The only time we can receive unconditional love is when we are tiny babies and if that doesn’t happen, or doesn’t happen enough, then the effects last long and through into adult life and beliefs. Freud put it so well when he wrote about the shadow of the object falling into adulthood… here the word ‘object’ is being used to refer to an early relationship with a significant other person. And as it has been pointed out often institutional religion of whatever kind can play into this, so we are left feeling miserable wretches and sinners, a scenario that fits neatly into the psyches of those who have been subject to much criticism in the past. At the start of one recent book a young woman says: ‘why would I go to church, I feel bad enough about myself anyway!’
When Thomas Merton wrote that ‘solitaries are born of severe mothers’ he was of course speaking personally, but in a way in which others could identify. Why would you seek out company if you’re only expecting to be told off? In one of my early books called Journeying Home I wrote about getting stuck at the first stage of love – this was looking at the first stage of St Bernard’s four stages of love which he puts as: ‘we love ourselves for ourselves’ but I suggested that for some people it was more about hating yourself for being yourself and how hard it was to dis-identify from early messages, from early ingrained messages, so as to look at oneself in terms of love.

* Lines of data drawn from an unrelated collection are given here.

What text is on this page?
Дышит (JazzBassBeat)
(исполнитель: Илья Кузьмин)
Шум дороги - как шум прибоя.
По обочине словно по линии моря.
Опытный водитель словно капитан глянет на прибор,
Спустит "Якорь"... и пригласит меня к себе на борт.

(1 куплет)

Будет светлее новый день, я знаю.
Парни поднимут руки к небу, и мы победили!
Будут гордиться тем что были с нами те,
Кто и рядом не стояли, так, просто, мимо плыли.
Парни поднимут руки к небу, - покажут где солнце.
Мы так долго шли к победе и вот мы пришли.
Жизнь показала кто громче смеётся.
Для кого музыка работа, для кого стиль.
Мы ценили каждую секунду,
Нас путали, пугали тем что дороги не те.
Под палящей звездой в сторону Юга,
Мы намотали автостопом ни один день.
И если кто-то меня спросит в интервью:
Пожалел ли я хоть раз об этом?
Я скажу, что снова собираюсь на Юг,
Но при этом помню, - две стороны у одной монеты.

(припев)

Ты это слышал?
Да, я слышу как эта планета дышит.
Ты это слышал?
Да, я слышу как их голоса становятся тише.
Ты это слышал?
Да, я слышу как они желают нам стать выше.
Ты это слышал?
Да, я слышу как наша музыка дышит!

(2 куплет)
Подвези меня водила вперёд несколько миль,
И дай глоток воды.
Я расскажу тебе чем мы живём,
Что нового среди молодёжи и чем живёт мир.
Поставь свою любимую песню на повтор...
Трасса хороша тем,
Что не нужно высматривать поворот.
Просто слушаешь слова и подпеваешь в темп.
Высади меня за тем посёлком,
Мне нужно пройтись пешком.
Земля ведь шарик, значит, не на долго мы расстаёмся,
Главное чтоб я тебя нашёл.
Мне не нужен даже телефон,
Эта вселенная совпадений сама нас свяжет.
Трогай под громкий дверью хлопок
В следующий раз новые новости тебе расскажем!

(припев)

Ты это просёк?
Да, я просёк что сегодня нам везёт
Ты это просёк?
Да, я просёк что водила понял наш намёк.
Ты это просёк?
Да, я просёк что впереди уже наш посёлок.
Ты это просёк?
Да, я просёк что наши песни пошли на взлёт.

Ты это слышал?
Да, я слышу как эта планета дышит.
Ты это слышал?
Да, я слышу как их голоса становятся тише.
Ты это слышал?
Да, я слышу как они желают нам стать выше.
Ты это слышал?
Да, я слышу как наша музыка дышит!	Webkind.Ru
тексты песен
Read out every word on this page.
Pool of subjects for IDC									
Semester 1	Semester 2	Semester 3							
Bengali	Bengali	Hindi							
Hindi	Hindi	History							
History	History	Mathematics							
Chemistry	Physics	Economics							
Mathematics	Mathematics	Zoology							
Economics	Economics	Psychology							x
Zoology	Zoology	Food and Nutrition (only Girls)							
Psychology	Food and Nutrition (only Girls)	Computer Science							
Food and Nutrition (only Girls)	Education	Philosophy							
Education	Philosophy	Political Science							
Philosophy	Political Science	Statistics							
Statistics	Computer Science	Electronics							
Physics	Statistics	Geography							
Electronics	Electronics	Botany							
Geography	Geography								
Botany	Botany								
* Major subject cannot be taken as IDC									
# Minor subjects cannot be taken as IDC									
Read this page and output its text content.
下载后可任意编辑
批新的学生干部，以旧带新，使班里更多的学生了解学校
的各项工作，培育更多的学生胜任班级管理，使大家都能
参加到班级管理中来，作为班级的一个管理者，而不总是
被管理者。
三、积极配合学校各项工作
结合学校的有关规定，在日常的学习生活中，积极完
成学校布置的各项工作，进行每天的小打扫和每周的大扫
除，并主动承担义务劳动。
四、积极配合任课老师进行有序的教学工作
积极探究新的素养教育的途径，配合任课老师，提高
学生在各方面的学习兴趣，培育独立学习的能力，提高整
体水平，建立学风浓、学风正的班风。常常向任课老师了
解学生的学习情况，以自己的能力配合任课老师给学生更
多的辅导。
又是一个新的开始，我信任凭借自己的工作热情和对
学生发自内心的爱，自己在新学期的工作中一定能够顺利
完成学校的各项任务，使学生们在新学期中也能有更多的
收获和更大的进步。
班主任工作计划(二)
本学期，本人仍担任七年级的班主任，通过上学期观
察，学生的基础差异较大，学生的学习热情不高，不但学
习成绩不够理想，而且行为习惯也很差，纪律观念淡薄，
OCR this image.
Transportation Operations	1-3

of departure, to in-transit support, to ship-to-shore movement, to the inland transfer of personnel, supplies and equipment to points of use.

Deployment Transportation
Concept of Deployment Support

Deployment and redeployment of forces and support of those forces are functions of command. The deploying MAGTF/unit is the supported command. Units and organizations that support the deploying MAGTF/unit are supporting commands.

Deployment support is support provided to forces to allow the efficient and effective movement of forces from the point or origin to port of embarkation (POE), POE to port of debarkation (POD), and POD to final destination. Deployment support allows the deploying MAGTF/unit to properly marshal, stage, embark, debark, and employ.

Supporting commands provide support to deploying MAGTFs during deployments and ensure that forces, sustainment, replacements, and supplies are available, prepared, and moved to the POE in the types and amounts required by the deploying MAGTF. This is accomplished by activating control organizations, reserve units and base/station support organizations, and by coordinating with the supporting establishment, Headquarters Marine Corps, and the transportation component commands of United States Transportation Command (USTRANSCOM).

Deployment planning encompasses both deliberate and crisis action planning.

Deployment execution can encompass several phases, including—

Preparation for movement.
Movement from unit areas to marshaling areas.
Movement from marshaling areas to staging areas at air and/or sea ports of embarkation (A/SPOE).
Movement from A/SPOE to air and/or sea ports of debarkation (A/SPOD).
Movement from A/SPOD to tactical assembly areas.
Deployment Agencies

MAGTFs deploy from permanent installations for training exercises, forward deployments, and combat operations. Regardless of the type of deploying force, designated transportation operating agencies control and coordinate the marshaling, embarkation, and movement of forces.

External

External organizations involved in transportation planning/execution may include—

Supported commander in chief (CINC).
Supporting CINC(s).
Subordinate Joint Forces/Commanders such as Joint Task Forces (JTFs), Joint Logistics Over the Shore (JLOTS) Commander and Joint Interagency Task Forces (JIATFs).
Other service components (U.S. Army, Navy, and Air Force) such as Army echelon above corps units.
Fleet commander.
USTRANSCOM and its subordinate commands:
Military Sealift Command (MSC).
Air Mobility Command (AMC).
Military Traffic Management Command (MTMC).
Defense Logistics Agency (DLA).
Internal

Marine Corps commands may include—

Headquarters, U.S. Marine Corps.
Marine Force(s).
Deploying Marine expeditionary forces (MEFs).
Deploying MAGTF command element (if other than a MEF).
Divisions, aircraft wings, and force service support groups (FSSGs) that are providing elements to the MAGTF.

When I was a Quaker which I was for about 20 years I particularly loved the section in what was then called Christian Faith and Practice which was about the spiritual experiences friends. One of these was George Lloyd Hodgkin (1880 to 1918). In the light of our contemporary confusion his longing ‘just to live the highest life we know and leave everything else’ seems so straightforward, but I particularly like something he wrote in 1912 which I’m going to quote. In the extract he talks of realising that all that matters are what he calls the simple longings – one of which is to be by God’s side whatever happens. ‘We must give up trying to hold his hand, and just stretch out our hands – even if they are just fists – for God to hold. There is all the difference… between holding and being held.’